Surface impurities of 40 samples from Cueva de los Cristales were studied. Conventional techniques such as petrography, optical and electronic microscopy, as well as laboratory X-ray diffraction were employed. Synchrotron radiation – based techniques, i.e. 2D grazing incidence X-ray diffraction, μ-X-ray fluorescence and μ-X-ray absorption near edge structure, played a crucial role in the phase identification of the impurities. The elements regularly observed in the impurities were Ti, Mn, Fe, Cu, Zn, As, and Pb. Twenty-eight crystalline and two amorphous phases were determined. They are consistent with the minerals present in the mine and in the walls of the cave. Hematite and iron oxyhydroxides prevail among crystalline impurities, while manganese and oxides are the amorphous phases. Among the impurities, calcium carbonate, product of incongruent dissolution, was not detected. A numerical model allowed to complete the geochemical model on conceptual and physicochemical bases. The surface impurities were deposited in the latest stage of the gypsum growth, due to the descent of the extraction cone of water from the mine. Subsequently, the impurities chemistries have evolved with this environment of high relative humidity and possible condensations produced when the cave is opened. There are some clay impurities mechanically deposited by man.

The effects of various microclimatic conditions were simulated to predict their impact on different potential scenarios. In experiments performed in a microclimatic chamber the formation of carbonates on the surface of the crystals was not detected. However, the dissolution of the crystals was observed, between 1 and 4 % by weight, caused by the combination of high concentration of CO2 and permanent fog. In another microclimatic simulation it was concluded that, with short exposure times, the modification of the appearance of the crystals arises. With longer exposure times, the surface defects tend to disappear, as the chemical equilibria are reached while dissolving and recrystallizing calcium sulfate. The dehydration of the gypsum phase was more likely observed in a gaseous environment. The atmospheres of air and CO2 produced greater dehydration proportions.

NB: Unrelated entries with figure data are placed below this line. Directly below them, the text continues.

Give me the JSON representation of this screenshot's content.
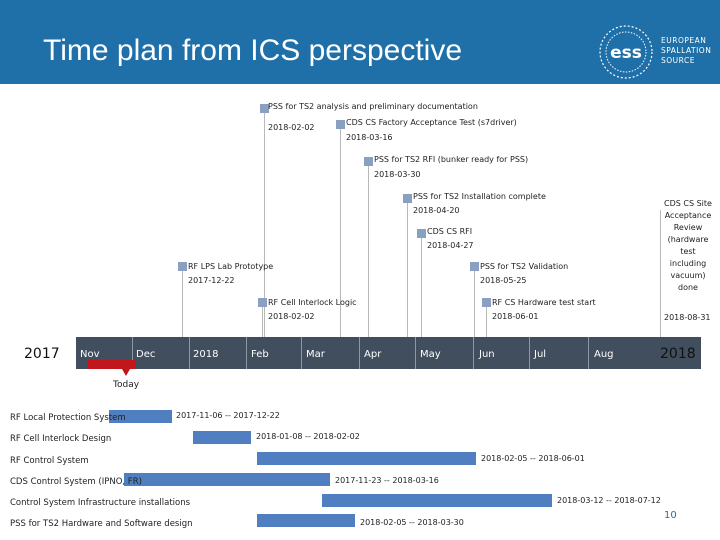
{
  "slide": {
    "title": "Time plan from ICS perspective",
    "page_number": "10",
    "header_color": "#1f6fa8"
  },
  "logo": {
    "mark_text": "ess",
    "lines": [
      "EUROPEAN",
      "SPALLATION",
      "SOURCE"
    ]
  },
  "timeline": {
    "start_year": "2017",
    "end_year": "2018",
    "bar_color": "#404e5e",
    "months": [
      "Nov",
      "Dec",
      "2018",
      "Feb",
      "Mar",
      "Apr",
      "May",
      "Jun",
      "Jul",
      "Aug"
    ],
    "today_label": "Today",
    "today_color": "#c0161c"
  },
  "milestones": [
    {
      "name": "PSS for TS2 analysis and preliminary documentation",
      "date": "2018-02-02"
    },
    {
      "name": "CDS CS Factory Acceptance Test (s7driver)",
      "date": "2018-03-16"
    },
    {
      "name": "PSS for TS2 RFI (bunker ready for PSS)",
      "date": "2018-03-30"
    },
    {
      "name": "PSS for TS2 Installation complete",
      "date": "2018-04-20"
    },
    {
      "name": "CDS CS RFI",
      "date": "2018-04-27"
    },
    {
      "name": "CDS CS Site Acceptance Review (hardware test including vacuum) done",
      "date": "2018-08-31"
    },
    {
      "name": "RF LPS Lab Prototype",
      "date": "2017-12-22"
    },
    {
      "name": "PSS for TS2 Validation",
      "date": "2018-05-25"
    },
    {
      "name": "RF Cell Interlock Logic",
      "date": "2018-02-02"
    },
    {
      "name": "RF CS Hardware test start",
      "date": "2018-06-01"
    }
  ],
  "tasks": [
    {
      "name": "RF Local Protection System",
      "range": "2017-11-06 -- 2017-12-22"
    },
    {
      "name": "RF Cell Interlock Design",
      "range": "2018-01-08 -- 2018-02-02"
    },
    {
      "name": "RF Control System",
      "range": "2018-02-05 -- 2018-06-01"
    },
    {
      "name": "CDS Control System (IPNO, FR)",
      "range": "2017-11-23 -- 2018-03-16"
    },
    {
      "name": "Control System Infrastructure installations",
      "range": "2018-03-12 -- 2018-07-12"
    },
    {
      "name": "PSS for TS2 Hardware and Software design",
      "range": "2018-02-05 -- 2018-03-30"
    }
  ],
  "colors": {
    "task_bar": "#4f7fc0",
    "milestone_marker": "#8aa0c0"
  }
}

The general conclusions are: - The origin of most of the impurities at the surface is natural. - The greatest anthropogenic damage on the crystals is the extraction of water from the caves.

Acknowledgements: The support given by CONACYT Project No. 183706 and by SSRL, ELETTRA, ESRF synchrotron facilities is acknowledged. Authors are thankful to Cia. Peñoles and Naica Mine for providing samples.